Anyway, Chris Roberson does a wonderful job capture the tone and timbre of Whedon’s characters. The story moves briskly from moment to moment. It gets to everything in short order too. Mal proves to be a principled rogue, River performs some acrobatic stunt, Simon is aloof and hurts Kaylee’s feelings, Inara has some secret from Mal, and Jayne is an ass.
It’s all there, in spades. It feels just like a Firefly episode. Georges Jeanty does a great job interpreting the actors, the set, and the panels are laid out well.
But something feels off.
It’s a doppelganger of a Firefly episode.

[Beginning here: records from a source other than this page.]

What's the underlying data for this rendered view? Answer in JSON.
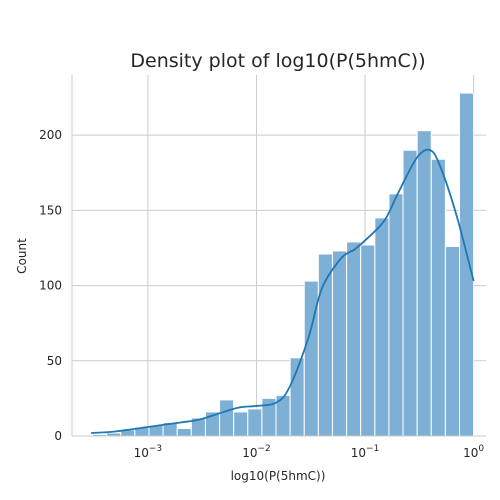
{
  "chart_data": {
    "type": "histogram",
    "title": "Density plot of log10(P(5hmC))",
    "xlabel": "log10(P(5hmC))",
    "ylabel": "Count",
    "x_scale": "log",
    "xlim": [
      0.0002,
      1.3
    ],
    "ylim": [
      0,
      240
    ],
    "grid": true,
    "y_ticks": [
      0,
      50,
      100,
      150,
      200
    ],
    "x_ticks": [
      {
        "value": 0.001,
        "base": "10",
        "exp": "−3"
      },
      {
        "value": 0.01,
        "base": "10",
        "exp": "−2"
      },
      {
        "value": 0.1,
        "base": "10",
        "exp": "−1"
      },
      {
        "value": 1,
        "base": "10",
        "exp": "0"
      }
    ],
    "bar_color": "#7eb0d5",
    "bar_edge_color": "#ffffff",
    "line_color": "#1f77b4",
    "bins": {
      "log10_start": -3.51,
      "log10_end": 0.0,
      "counts": [
        1,
        2,
        4,
        6,
        7,
        9,
        5,
        12,
        16,
        24,
        16,
        18,
        25,
        27,
        52,
        103,
        121,
        123,
        129,
        127,
        145,
        161,
        190,
        203,
        184,
        126,
        228
      ]
    },
    "kde": {
      "x": [
        0.0003,
        0.0005,
        0.001,
        0.002,
        0.003,
        0.005,
        0.007,
        0.01,
        0.015,
        0.02,
        0.03,
        0.04,
        0.06,
        0.08,
        0.1,
        0.15,
        0.2,
        0.3,
        0.4,
        0.5,
        0.7,
        1.0
      ],
      "y": [
        2,
        3,
        6,
        9,
        11,
        16,
        19,
        20,
        22,
        32,
        65,
        98,
        118,
        124,
        130,
        143,
        161,
        185,
        190,
        178,
        146,
        103
      ]
    }
  }
}
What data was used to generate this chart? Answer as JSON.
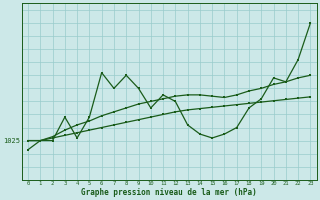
{
  "xlabel": "Graphe pression niveau de la mer (hPa)",
  "background_color": "#cce8e8",
  "grid_color": "#99cccc",
  "line_color": "#1a5c1a",
  "x_ticks": [
    0,
    1,
    2,
    3,
    4,
    5,
    6,
    7,
    8,
    9,
    10,
    11,
    12,
    13,
    14,
    15,
    16,
    17,
    18,
    19,
    20,
    21,
    22,
    23
  ],
  "series1": [
    1024.3,
    1025.0,
    1025.0,
    1026.8,
    1025.2,
    1026.8,
    1030.2,
    1029.0,
    1030.0,
    1029.0,
    1027.5,
    1028.5,
    1028.0,
    1026.2,
    1025.5,
    1025.2,
    1025.5,
    1026.0,
    1027.5,
    1028.2,
    1029.8,
    1029.5,
    1031.2,
    1034.0
  ],
  "series2": [
    1025.0,
    1025.0,
    1025.3,
    1025.8,
    1026.2,
    1026.5,
    1026.9,
    1027.2,
    1027.5,
    1027.8,
    1028.0,
    1028.2,
    1028.4,
    1028.5,
    1028.5,
    1028.4,
    1028.3,
    1028.5,
    1028.8,
    1029.0,
    1029.3,
    1029.5,
    1029.8,
    1030.0
  ],
  "series3": [
    1025.0,
    1025.0,
    1025.2,
    1025.4,
    1025.6,
    1025.8,
    1026.0,
    1026.2,
    1026.4,
    1026.6,
    1026.8,
    1027.0,
    1027.2,
    1027.35,
    1027.45,
    1027.55,
    1027.65,
    1027.75,
    1027.85,
    1027.95,
    1028.05,
    1028.15,
    1028.25,
    1028.35
  ],
  "ytick_label": "1025",
  "ytick_val": 1025,
  "ylim_min": 1022.0,
  "ylim_max": 1035.5,
  "xlim_min": -0.5,
  "xlim_max": 23.5
}
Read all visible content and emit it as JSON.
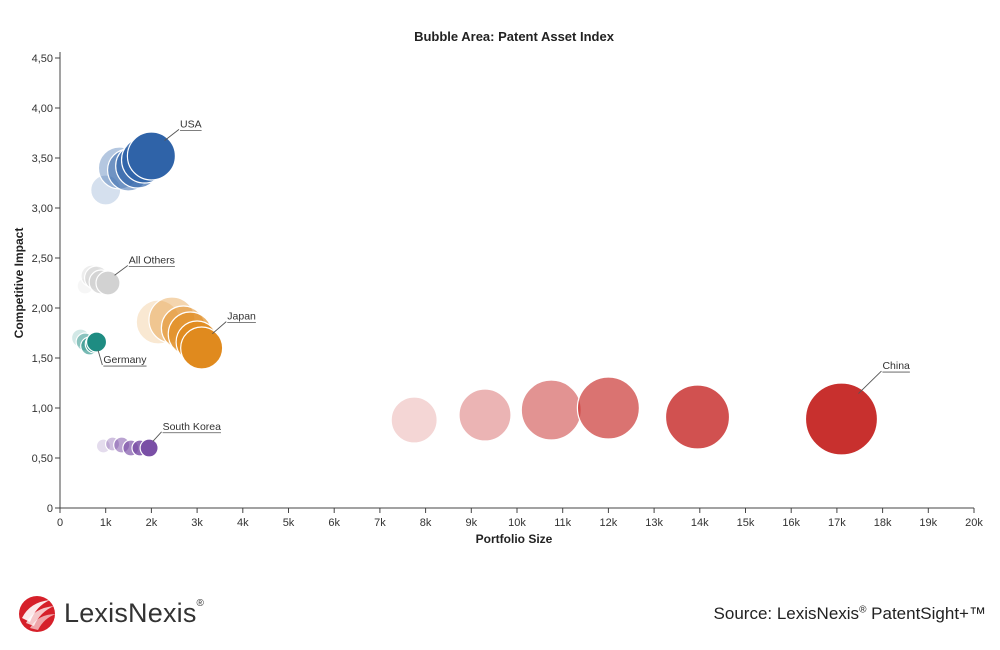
{
  "chart_data": {
    "type": "scatter",
    "subtype": "bubble",
    "title": "Bubble Area:  Patent Asset Index",
    "xlabel": "Portfolio Size",
    "ylabel": "Competitive Impact",
    "xlim": [
      0,
      20000
    ],
    "ylim": [
      0,
      4.5
    ],
    "x_ticks": [
      0,
      1000,
      2000,
      3000,
      4000,
      5000,
      6000,
      7000,
      8000,
      9000,
      10000,
      11000,
      12000,
      13000,
      14000,
      15000,
      16000,
      17000,
      18000,
      19000,
      20000
    ],
    "x_tick_labels": [
      "0",
      "1k",
      "2k",
      "3k",
      "4k",
      "5k",
      "6k",
      "7k",
      "8k",
      "9k",
      "10k",
      "11k",
      "12k",
      "13k",
      "14k",
      "15k",
      "16k",
      "17k",
      "18k",
      "19k",
      "20k"
    ],
    "y_ticks": [
      0,
      0.5,
      1.0,
      1.5,
      2.0,
      2.5,
      3.0,
      3.5,
      4.0,
      4.5
    ],
    "y_tick_labels": [
      "0",
      "0,50",
      "1,00",
      "1,50",
      "2,00",
      "2,50",
      "3,00",
      "3,50",
      "4,00",
      "4,50"
    ],
    "grid": false,
    "series": [
      {
        "name": "USA",
        "color": "#2f63a8",
        "points": [
          {
            "x": 1000,
            "y": 3.18,
            "size": 15
          },
          {
            "x": 1300,
            "y": 3.4,
            "size": 21
          },
          {
            "x": 1500,
            "y": 3.38,
            "size": 21
          },
          {
            "x": 1700,
            "y": 3.42,
            "size": 22
          },
          {
            "x": 1850,
            "y": 3.48,
            "size": 23
          },
          {
            "x": 2000,
            "y": 3.52,
            "size": 24
          }
        ]
      },
      {
        "name": "All Others",
        "color": "#d2d2d2",
        "points": [
          {
            "x": 550,
            "y": 2.22,
            "size": 8
          },
          {
            "x": 700,
            "y": 2.32,
            "size": 11
          },
          {
            "x": 800,
            "y": 2.3,
            "size": 12
          },
          {
            "x": 900,
            "y": 2.26,
            "size": 12
          },
          {
            "x": 1050,
            "y": 2.25,
            "size": 12
          }
        ]
      },
      {
        "name": "Japan",
        "color": "#e08a1e",
        "points": [
          {
            "x": 2150,
            "y": 1.86,
            "size": 22
          },
          {
            "x": 2450,
            "y": 1.88,
            "size": 23
          },
          {
            "x": 2700,
            "y": 1.8,
            "size": 22
          },
          {
            "x": 2850,
            "y": 1.74,
            "size": 22
          },
          {
            "x": 3000,
            "y": 1.66,
            "size": 21
          },
          {
            "x": 3100,
            "y": 1.6,
            "size": 21
          }
        ]
      },
      {
        "name": "Germany",
        "color": "#1e8c82",
        "points": [
          {
            "x": 450,
            "y": 1.7,
            "size": 9
          },
          {
            "x": 550,
            "y": 1.66,
            "size": 9
          },
          {
            "x": 650,
            "y": 1.62,
            "size": 9
          },
          {
            "x": 750,
            "y": 1.64,
            "size": 9
          },
          {
            "x": 800,
            "y": 1.66,
            "size": 10
          }
        ]
      },
      {
        "name": "South Korea",
        "color": "#7a4fa6",
        "points": [
          {
            "x": 950,
            "y": 0.62,
            "size": 7
          },
          {
            "x": 1150,
            "y": 0.64,
            "size": 7
          },
          {
            "x": 1350,
            "y": 0.63,
            "size": 8
          },
          {
            "x": 1550,
            "y": 0.6,
            "size": 8
          },
          {
            "x": 1750,
            "y": 0.6,
            "size": 8
          },
          {
            "x": 1950,
            "y": 0.6,
            "size": 9
          }
        ]
      },
      {
        "name": "China",
        "color": "#c8302e",
        "points": [
          {
            "x": 7750,
            "y": 0.88,
            "size": 23
          },
          {
            "x": 9300,
            "y": 0.93,
            "size": 26
          },
          {
            "x": 10750,
            "y": 0.98,
            "size": 30
          },
          {
            "x": 12000,
            "y": 1.0,
            "size": 31
          },
          {
            "x": 13950,
            "y": 0.91,
            "size": 32
          },
          {
            "x": 17100,
            "y": 0.89,
            "size": 36
          }
        ]
      }
    ],
    "annotations": [
      {
        "text": "USA",
        "series": "USA"
      },
      {
        "text": "All Others",
        "series": "All Others"
      },
      {
        "text": "Japan",
        "series": "Japan"
      },
      {
        "text": "Germany",
        "series": "Germany"
      },
      {
        "text": "South Korea",
        "series": "South Korea"
      },
      {
        "text": "China",
        "series": "China"
      }
    ]
  },
  "footer": {
    "logo_text": "LexisNexis",
    "logo_reg": "®",
    "source_prefix": "Source: LexisNexis",
    "source_reg": "®",
    "source_product": " PatentSight+™"
  },
  "colors": {
    "axis": "#444444",
    "logo_red": "#d6202a"
  }
}
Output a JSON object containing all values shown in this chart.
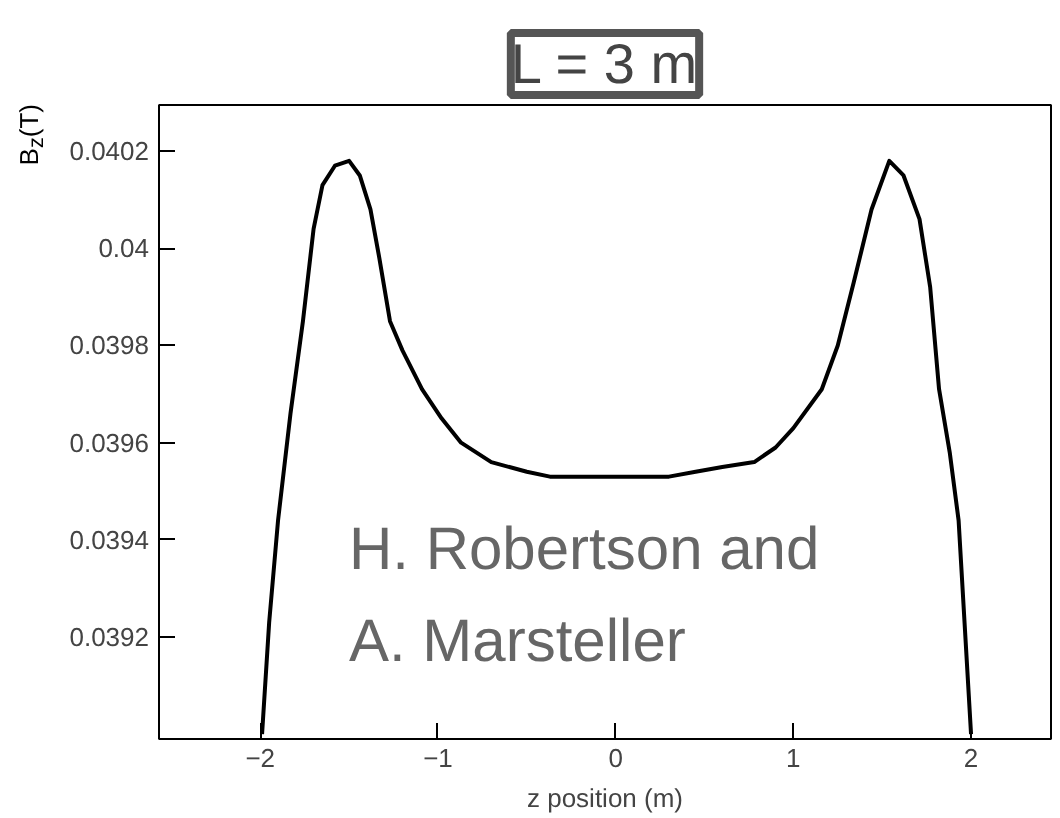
{
  "chart_data": {
    "type": "line",
    "title": "L = 3 m",
    "xlabel": "z position (m)",
    "ylabel": "B$_{z}$(T)",
    "annotations": [
      "H. Robertson and",
      "A. Marsteller"
    ],
    "series": [
      {
        "color": "#000000",
        "x": [
          -1.99,
          -1.95,
          -1.9,
          -1.83,
          -1.76,
          -1.7,
          -1.65,
          -1.58,
          -1.5,
          -1.44,
          -1.38,
          -1.33,
          -1.27,
          -1.2,
          -1.09,
          -0.98,
          -0.87,
          -0.7,
          -0.5,
          -0.37,
          0.0,
          0.3,
          0.45,
          0.6,
          0.78,
          0.9,
          1.0,
          1.16,
          1.25,
          1.34,
          1.44,
          1.54,
          1.62,
          1.71,
          1.77,
          1.82,
          1.88,
          1.93,
          2.0
        ],
        "values": [
          0.039,
          0.03923,
          0.03944,
          0.03966,
          0.03985,
          0.04004,
          0.04013,
          0.04017,
          0.04018,
          0.04015,
          0.04008,
          0.03998,
          0.03985,
          0.03979,
          0.03971,
          0.03965,
          0.0396,
          0.03956,
          0.03954,
          0.03953,
          0.03953,
          0.03953,
          0.03954,
          0.03955,
          0.03956,
          0.03959,
          0.03963,
          0.03971,
          0.0398,
          0.03993,
          0.04008,
          0.04018,
          0.04015,
          0.04006,
          0.03992,
          0.03971,
          0.03958,
          0.03944,
          0.039
        ]
      }
    ],
    "xlim": [
      -2.57,
      2.45
    ],
    "ylim": [
      0.03899,
      0.040295
    ],
    "xticks": [
      {
        "value": -2,
        "label": "−2"
      },
      {
        "value": -1,
        "label": "−1"
      },
      0,
      1,
      2
    ],
    "yticks": [
      0.0392,
      0.0394,
      0.0396,
      0.0398,
      0.04,
      0.0402
    ],
    "grid": false,
    "marker": "none",
    "line_style": "solid"
  }
}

There was always a loose continuity between episodes but never any true multi-part arcs. But arcs and multi-issue stories are the life blood of comics. The characters look good, great even, but they don’t move.
I wasn’t expecting magic but No Power in the ‘Verse feels a bit hollow. Maybe I’m putting the series on a pedestal. I almost certainly am. But I don’t think it’s worth counting out this story yet. It’s a solid go at universe that means a lot to its fan base. It’s just maybe not the go they’re holding out for?
I loved *Firefly*. It was a fantastic show that was silly, heart breaking, and wonderfully weird at times. It not being on the air is a crime against nature. However, Serenity felt like a bittersweet cherry that we ever never supposed to get in the first place. It’s a good not great series that put a nice ending on the show.
So, if you liked the show and the movie and are desperate for more, No Power in the ‘Verse is a great place to keep the party rolling. If you’re like me and felt like the film closed the gap, maybe wait for this one to wrap before coming too close.
Infamous Iron Man # 1
(Marvel – Writer: Brian Michael Bendis; Artist Alex Maleev)
Infamous Iron Man # 1 begins with a flashback to a presumably pre-Dark Reign Marvel Universe. The Illuminati’s sinister counterparts, the Cabal, sit and wait for Norman Osborn’s arrival. In this scene, Parker Robbins, The Hood, asks Doom what drives the Latverian monarch. Doom is already the ruler of his own country, he beat the Devil and has dabbled in all manner of dark magic. So, what is it that keeps Victor Von Doom going? Doom’s response is to banish the Hood to India. The book then moves to the present day, where Doom nonchalantly rescues SHIELD Director Maria Hill from Diablo’s kidnapping plot. Doom, no longer the man hiding his scarred visage behind a metal mask, is a man in need of reinvention at this point.
Before this issue, indeed, even before Doom popped up in Invincible Iron Man as a supporting player, he was the big bad of one of the best Marvel crossovers of all-time; Jonathan Hickman and Esad Ribic’s Secret Wars. In that series, Doom along with Molecule Man and Doctor Strange saved what remained of the Marvel multiverse and built Battleworld from its remains. Doom protected his power and his secrets, but the residents of Battleworld were treated much better than if they were under the thumb of, say, Apocalypse or Ultron. Doom was not without his own pettiness though. For all the good he did saving what he could, he made sure to build a world without his rival, the accursed Reed Richards! He also made sure two of Reed’s best friends, the Thing and the Human Torch, were nowhere to be found. Doom saved Reed’s family, he just used his power to make them think they were his.
Yeah, that’s a mean bastard move.
Long story short, Reed Richards returned and defeated Doom. Reed and his family restored the Universe (mostly) and removed themselves from the world (for the time being). Before he left, Reed even took the time to restore Victor’s face. When Secret Wars ended, Victor was no longer Doctor Doom and he had the whole world in front of him.
Bendis and Maleev use this issue to kick off Victor’s journey. Tony Stark appears to be dead, so Doom uses his knowledge of Stark’s tech and his own to take up Iron Man’s mantle. His relationship with Reed doesn’t pop up in this issue, but the Thing does (and he’s an agent of SHIELD). This issue is a lot of set up. Doom isn’t in costume until the end, but Bendis and Maleev are a helluva creative team. Their take on a Victor Von Doom in search of new meaning has a lot of potential and I’m along for the ride.